RESULTS AND DISCUSSION

Twenty-six isoflavone (IR) and isoflavan (HIR) derivatives were analyzed as potential inhibitors of human leukocyte 5-LOX (Table 1), of which nineteen proved to have IC50 values lower than 10 μM. For comparison, baicalein (the flavone 5,6,7 trihydroxy-2-phenyl chromen-4-one) showed an IC50 of 0.85 μM.30 The interpretation of the structure-function relationship was focused on three structural aspects, the catechol group on ring A (6,7-dihydroxy or 7,8-dihydroxy), the oxidation state of ring C (i.e. isoflavones versus isoflavans), and finally the position and chemical features of substituents on ring B.

Table 1:

Structures of isoflavonoids and baicalein and their inhibitory activity (IC50) against human leukocyte 5-LOX and human 15-LOX type 2.

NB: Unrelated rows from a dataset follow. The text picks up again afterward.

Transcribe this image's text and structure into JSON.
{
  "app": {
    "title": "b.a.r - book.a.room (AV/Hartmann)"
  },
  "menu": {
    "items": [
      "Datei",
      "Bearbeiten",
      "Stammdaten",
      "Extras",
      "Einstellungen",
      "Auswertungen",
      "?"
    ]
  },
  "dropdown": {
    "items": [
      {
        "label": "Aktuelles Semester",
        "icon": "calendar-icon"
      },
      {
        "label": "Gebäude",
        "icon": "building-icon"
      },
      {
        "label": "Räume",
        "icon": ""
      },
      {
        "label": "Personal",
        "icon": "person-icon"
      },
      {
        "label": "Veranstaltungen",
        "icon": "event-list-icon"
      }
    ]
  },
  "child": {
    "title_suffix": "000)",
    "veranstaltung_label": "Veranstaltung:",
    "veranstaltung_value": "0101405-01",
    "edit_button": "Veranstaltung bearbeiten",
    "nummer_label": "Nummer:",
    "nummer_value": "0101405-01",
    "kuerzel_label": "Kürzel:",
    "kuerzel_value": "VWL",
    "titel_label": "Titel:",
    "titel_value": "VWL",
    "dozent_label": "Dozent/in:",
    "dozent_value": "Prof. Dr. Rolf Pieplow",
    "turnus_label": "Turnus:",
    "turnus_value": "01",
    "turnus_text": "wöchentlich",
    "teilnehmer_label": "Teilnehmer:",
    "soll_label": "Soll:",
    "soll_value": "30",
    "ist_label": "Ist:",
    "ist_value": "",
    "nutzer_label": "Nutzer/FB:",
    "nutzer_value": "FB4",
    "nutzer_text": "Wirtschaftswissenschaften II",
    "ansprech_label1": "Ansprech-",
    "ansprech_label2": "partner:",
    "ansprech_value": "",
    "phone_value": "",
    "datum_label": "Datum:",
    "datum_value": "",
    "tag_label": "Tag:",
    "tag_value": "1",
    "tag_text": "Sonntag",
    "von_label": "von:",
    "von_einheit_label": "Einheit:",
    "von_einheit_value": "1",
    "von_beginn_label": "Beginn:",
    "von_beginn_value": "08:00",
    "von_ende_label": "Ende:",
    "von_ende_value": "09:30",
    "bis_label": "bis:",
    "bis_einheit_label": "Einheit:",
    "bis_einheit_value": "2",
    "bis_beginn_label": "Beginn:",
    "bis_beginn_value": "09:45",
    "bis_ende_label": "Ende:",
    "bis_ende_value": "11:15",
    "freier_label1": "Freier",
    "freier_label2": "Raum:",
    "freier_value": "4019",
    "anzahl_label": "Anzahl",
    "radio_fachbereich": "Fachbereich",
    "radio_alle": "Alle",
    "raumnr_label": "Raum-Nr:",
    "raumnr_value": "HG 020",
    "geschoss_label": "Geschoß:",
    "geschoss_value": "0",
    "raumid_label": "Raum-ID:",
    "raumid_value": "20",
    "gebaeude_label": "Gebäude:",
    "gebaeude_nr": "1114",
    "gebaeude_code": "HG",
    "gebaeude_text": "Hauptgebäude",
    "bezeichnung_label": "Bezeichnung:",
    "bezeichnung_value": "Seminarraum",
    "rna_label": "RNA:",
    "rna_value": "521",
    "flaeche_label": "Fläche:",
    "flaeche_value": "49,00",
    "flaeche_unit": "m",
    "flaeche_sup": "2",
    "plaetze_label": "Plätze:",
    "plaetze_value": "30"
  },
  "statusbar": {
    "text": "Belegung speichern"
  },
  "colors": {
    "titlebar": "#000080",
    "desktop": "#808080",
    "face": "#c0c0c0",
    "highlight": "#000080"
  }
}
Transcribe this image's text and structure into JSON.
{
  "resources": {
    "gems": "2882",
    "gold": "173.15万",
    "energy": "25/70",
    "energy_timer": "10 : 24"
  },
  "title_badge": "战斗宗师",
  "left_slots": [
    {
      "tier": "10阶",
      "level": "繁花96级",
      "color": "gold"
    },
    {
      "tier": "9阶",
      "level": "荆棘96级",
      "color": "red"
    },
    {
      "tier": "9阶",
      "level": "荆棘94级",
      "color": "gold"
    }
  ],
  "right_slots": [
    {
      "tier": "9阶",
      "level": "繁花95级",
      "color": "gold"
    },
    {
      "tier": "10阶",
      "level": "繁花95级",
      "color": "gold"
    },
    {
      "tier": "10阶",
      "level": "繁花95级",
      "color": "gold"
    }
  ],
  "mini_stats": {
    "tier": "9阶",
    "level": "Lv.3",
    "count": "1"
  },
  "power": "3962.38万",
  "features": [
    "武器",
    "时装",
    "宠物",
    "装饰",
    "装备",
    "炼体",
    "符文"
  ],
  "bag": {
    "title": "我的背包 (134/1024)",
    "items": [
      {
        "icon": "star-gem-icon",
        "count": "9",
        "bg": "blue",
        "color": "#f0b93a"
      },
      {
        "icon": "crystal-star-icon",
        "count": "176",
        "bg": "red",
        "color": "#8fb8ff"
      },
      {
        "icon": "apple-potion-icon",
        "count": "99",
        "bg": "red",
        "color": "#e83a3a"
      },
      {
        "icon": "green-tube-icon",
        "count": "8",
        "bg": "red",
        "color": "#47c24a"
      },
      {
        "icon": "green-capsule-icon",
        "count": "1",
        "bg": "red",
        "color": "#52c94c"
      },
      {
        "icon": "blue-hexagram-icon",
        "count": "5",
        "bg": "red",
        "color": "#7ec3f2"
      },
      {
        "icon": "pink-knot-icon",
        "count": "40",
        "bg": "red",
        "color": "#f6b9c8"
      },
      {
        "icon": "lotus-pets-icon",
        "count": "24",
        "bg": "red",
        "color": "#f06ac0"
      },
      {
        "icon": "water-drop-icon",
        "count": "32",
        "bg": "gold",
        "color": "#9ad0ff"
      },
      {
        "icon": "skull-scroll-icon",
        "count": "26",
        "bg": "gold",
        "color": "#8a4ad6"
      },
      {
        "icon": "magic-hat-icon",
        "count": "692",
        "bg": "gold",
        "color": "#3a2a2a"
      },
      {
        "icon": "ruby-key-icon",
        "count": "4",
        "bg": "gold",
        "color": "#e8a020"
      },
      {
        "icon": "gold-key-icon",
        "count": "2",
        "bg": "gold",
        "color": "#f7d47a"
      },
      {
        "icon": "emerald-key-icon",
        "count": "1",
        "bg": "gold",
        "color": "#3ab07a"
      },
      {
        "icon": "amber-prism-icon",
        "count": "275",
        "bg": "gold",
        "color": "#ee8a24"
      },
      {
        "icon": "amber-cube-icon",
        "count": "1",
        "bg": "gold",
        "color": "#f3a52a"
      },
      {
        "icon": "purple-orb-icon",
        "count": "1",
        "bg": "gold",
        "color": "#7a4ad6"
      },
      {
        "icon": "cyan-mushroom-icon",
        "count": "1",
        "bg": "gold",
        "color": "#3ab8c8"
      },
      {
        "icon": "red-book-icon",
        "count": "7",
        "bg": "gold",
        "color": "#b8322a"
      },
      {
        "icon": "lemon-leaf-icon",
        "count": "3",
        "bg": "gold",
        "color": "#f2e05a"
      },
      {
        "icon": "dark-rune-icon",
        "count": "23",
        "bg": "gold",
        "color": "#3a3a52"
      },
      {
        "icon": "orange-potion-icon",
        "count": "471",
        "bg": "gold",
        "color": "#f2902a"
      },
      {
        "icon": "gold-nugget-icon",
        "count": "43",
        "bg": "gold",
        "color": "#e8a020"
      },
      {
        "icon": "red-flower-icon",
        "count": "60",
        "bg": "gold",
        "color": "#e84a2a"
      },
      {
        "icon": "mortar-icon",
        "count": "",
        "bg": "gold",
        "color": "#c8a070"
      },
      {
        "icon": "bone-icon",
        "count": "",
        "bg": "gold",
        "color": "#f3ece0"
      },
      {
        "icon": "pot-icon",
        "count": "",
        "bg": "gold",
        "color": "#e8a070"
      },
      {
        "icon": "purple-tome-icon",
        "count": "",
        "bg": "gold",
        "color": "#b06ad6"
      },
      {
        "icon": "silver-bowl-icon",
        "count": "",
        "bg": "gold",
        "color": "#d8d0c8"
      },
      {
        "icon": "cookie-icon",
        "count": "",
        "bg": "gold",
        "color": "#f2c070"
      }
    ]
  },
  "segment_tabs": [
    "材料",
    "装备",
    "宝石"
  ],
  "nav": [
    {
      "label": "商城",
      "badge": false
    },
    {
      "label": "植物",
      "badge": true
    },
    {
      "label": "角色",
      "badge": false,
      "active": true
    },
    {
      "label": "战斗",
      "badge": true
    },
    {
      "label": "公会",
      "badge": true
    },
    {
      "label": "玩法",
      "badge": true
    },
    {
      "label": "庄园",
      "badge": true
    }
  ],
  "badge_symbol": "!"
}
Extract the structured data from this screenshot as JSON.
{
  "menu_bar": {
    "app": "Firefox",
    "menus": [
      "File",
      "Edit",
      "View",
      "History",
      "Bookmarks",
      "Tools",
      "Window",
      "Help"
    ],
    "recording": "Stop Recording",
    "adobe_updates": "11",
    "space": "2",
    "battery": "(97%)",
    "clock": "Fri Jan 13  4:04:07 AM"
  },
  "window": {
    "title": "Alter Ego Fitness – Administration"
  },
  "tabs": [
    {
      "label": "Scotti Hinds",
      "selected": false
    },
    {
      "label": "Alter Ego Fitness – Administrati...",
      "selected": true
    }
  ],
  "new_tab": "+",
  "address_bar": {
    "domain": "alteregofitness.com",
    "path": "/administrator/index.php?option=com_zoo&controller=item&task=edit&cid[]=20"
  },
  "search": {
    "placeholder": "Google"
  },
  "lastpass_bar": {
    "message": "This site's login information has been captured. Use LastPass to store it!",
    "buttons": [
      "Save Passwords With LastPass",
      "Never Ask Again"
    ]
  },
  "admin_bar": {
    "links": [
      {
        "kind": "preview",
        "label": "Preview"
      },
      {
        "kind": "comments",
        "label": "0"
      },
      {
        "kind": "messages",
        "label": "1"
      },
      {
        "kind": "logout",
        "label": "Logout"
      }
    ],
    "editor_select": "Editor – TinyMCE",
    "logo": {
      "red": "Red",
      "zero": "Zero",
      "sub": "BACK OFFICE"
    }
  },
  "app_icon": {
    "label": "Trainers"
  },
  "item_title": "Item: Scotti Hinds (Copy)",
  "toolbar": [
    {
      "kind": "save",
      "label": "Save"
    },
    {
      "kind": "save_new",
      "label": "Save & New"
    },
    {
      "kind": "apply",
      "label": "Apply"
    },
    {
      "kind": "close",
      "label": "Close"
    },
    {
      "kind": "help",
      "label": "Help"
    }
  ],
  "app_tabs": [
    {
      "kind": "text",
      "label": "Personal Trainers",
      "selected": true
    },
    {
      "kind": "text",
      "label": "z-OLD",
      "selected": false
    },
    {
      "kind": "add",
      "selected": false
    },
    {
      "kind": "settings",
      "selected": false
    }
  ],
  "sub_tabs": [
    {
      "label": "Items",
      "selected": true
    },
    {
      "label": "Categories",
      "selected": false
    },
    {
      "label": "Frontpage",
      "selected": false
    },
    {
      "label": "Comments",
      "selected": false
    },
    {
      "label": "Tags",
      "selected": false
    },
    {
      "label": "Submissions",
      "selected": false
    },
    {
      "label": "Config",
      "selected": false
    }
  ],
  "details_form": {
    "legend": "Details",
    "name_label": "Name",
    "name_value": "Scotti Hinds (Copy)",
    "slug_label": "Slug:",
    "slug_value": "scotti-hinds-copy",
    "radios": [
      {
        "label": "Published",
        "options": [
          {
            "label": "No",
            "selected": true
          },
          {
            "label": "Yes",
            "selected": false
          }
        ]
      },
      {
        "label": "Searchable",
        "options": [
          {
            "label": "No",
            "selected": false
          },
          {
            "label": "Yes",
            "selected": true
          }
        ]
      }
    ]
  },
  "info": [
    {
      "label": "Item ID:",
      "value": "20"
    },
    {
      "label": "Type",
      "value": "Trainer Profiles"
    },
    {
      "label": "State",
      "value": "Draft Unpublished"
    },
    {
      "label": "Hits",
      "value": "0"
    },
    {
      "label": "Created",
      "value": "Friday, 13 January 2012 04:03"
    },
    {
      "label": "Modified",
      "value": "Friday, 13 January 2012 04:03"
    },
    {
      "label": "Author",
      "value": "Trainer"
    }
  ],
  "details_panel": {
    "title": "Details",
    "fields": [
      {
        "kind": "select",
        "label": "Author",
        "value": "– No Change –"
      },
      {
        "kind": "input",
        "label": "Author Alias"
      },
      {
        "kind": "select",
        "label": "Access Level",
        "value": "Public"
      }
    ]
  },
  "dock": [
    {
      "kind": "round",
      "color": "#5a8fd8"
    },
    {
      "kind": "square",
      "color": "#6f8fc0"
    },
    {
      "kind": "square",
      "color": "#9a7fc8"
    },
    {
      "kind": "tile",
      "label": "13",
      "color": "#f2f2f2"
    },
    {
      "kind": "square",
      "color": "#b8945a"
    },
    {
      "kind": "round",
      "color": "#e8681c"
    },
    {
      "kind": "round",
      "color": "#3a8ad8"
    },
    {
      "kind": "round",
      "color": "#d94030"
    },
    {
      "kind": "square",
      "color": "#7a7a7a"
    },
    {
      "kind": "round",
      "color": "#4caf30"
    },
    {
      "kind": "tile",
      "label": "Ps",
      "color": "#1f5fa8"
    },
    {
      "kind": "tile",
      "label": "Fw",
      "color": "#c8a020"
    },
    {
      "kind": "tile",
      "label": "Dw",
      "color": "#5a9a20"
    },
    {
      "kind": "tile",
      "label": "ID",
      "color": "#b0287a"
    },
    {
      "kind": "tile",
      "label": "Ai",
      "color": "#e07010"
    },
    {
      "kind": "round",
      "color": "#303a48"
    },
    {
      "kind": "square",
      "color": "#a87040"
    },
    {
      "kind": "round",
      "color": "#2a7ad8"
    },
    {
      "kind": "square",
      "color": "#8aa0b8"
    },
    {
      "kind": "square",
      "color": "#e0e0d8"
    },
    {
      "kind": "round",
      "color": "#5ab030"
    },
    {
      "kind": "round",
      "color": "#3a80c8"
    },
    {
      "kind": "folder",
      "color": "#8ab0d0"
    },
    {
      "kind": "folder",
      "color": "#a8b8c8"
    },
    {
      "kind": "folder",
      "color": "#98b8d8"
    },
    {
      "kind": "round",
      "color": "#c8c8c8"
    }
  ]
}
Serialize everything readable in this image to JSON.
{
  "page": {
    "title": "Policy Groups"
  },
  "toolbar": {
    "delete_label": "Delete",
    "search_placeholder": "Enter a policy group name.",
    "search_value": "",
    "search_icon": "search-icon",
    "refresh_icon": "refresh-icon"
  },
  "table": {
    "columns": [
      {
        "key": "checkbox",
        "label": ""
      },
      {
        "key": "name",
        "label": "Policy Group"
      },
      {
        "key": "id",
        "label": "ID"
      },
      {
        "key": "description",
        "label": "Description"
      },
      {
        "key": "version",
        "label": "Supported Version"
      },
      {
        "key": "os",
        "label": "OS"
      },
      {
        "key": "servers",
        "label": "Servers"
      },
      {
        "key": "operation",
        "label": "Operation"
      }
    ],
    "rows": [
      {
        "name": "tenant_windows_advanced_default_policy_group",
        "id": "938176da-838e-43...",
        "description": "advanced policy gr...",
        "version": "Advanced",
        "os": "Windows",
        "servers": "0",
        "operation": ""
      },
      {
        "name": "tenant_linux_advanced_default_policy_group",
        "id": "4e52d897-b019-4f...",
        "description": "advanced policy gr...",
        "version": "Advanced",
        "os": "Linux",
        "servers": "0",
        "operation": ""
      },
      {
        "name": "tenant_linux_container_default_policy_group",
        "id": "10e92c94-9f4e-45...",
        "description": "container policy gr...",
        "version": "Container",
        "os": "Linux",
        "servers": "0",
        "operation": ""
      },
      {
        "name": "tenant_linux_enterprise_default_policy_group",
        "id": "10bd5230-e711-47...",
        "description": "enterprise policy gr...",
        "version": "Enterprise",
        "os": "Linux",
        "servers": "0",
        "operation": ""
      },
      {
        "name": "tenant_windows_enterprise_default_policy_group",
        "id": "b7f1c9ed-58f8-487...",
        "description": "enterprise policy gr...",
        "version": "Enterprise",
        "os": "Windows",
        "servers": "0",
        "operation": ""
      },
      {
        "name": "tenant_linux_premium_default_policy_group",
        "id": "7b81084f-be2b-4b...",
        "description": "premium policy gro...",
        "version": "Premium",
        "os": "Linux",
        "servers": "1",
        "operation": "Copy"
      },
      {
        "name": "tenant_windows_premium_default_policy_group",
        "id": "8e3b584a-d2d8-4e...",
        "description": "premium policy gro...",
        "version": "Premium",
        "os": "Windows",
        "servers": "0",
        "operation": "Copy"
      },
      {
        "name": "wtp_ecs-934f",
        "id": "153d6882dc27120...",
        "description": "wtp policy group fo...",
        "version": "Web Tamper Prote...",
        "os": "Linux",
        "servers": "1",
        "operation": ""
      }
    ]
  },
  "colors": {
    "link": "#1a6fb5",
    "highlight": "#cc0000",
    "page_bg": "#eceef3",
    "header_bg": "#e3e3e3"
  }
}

graphic file with name nihms-1590254-t0006.jpg
Name R6 R7 R8 R3´ R4´ 12-LOX12, 13 [μM ±SD] 15-LOX-112, 13 [μM±SD] 15-LOX-2 [μM±SD] 5-LOX [μM±SD]
IR-1 OH OH H H OH 8.7 ±1 49 ±8 >100 >40
IR-2 OH OH H H OCH3 >100 > 100 >100 1.2 ±0.2
IR-3 OH OH H H CH3 2.3 ±0.3 18 ±7 -- 0.36 ±0.3
IR-4 OH OH H H H >40 >40 -- >40
IR-5 OH OH H H Cl > 100 > 100 -- 31
IR-6 OH OH H H NO2 5.8 ±0.5 > 100 >30 1.5 ±0.5
IR-8 OH OH H Cl H 0.28 ±0.3 0.59 ±0.07 >30 0.39 ±0.05
IR-10 OH OH H F H 4.2 ±0.5 12 ±3 -- 0.49 ±0.2
IR-201 H OH CH3 H OH > 100 > 100 -- 12±2
IR-203 H OH CH3 H CH3 > 100 > 100 -- 1.5±0.3
IR-206 H OH CH3 H NO2 > 100 > 100 -- 300
IR-213 H OH CH3 CF3 H > 100 > 100 -- 600
IR-301 H OH OH H OH --> 100 50 ±20 -- 0.9 ±0.1
IR-303 H OH OH H CH3 1.6 ±0.3 7.8 ±0.8 >100 0.25 ±0.05
IR-308 H OH OH Cl H 0.78 ±0.08 6.2 ±0.7 >100 0.3 ±0.03
IR-309 H OH OH CH3 H 3.6 ±0.3 11 ±0.7 >100 0.3 ±0.03
IR-406 H OH H H NO2 >100 >100 -- 5 ±0.5
HIR-1 OH OH H H OH 17 ±1.7 0.5 ±0.1 71 ±30 0.3 ±0.05
HIR-3 OH OH H H CH3 5.5 ±0.6 2.3 ±0.7 -- 0.28 ±0.09
HIR-7 OH OH H O-CH2-O 11 ±1.2 0.35 ±0.06 16 ±2 0.4 ±0.08
HIR-9 OH OH H CH3 H 15 ±1.4 0.21 ±0.02 8.3 ±0.9 0.5 ±0.1
HIR-11 H OH OH OCH3 OCH3 17 ±4 11 ±3 -- 0.69 ±0.2
HIR-205 H OH CH3 H Cl >40 29±5 -- 7.1 ±0.9
HIR-301 H OH OH H OH >40 >40 -- 0.31 ±0.06
HIR-303 H OH OH H CH3 7.7 ±1.3 34 ±0.5 34 ±7 0.18 ±0.2
HIR-309 H OH OH CH3 H 6.4 ±1 5.8 ±0.9 33 ±7 0.15 ±0.01
Baicalein 0.86 ±0.3 9.1 ±0.8 >100 0.85 ±0.2
Open in a new tab

The role of the catechol moiety in the LOX inhibitors was previously investigated,1113,31 but the impact of its position for IR (isoflavones) and HIR (isoflavans) derivatives on the biological activity against human 5-LOX has not been fully discussed. Of the current twenty-six derivatives, only the compounds that possessed a catechol moiety manifested sub-micromolar potency, indicative of either a chelative or reductive inhibitory mechanism. Of the IR’s, the 7,8-catechols (IR-301 and IR-303) were more active than the related 6,7-catechols (IR-1 and IR-3, respectively). On the other hand, the HIR’s exhibited little difference when the catechol position was changed (6,7-dihydroxy versus 7,8-dihydroxy), as seen with the comparable potency of HIR-1, −3 and −9 and HIR-301, −303 and 309. These results suggested that changes in the catechol position had larger effects on potency for the IR derivatives than the HIR derivatives, due to the tight binding constraints for isoflavone (vide infra). Nevertheless, this difference is minor considering that the most potent IR and HIR derivatives have comparable IC50 values, regardless of the position of the catechol.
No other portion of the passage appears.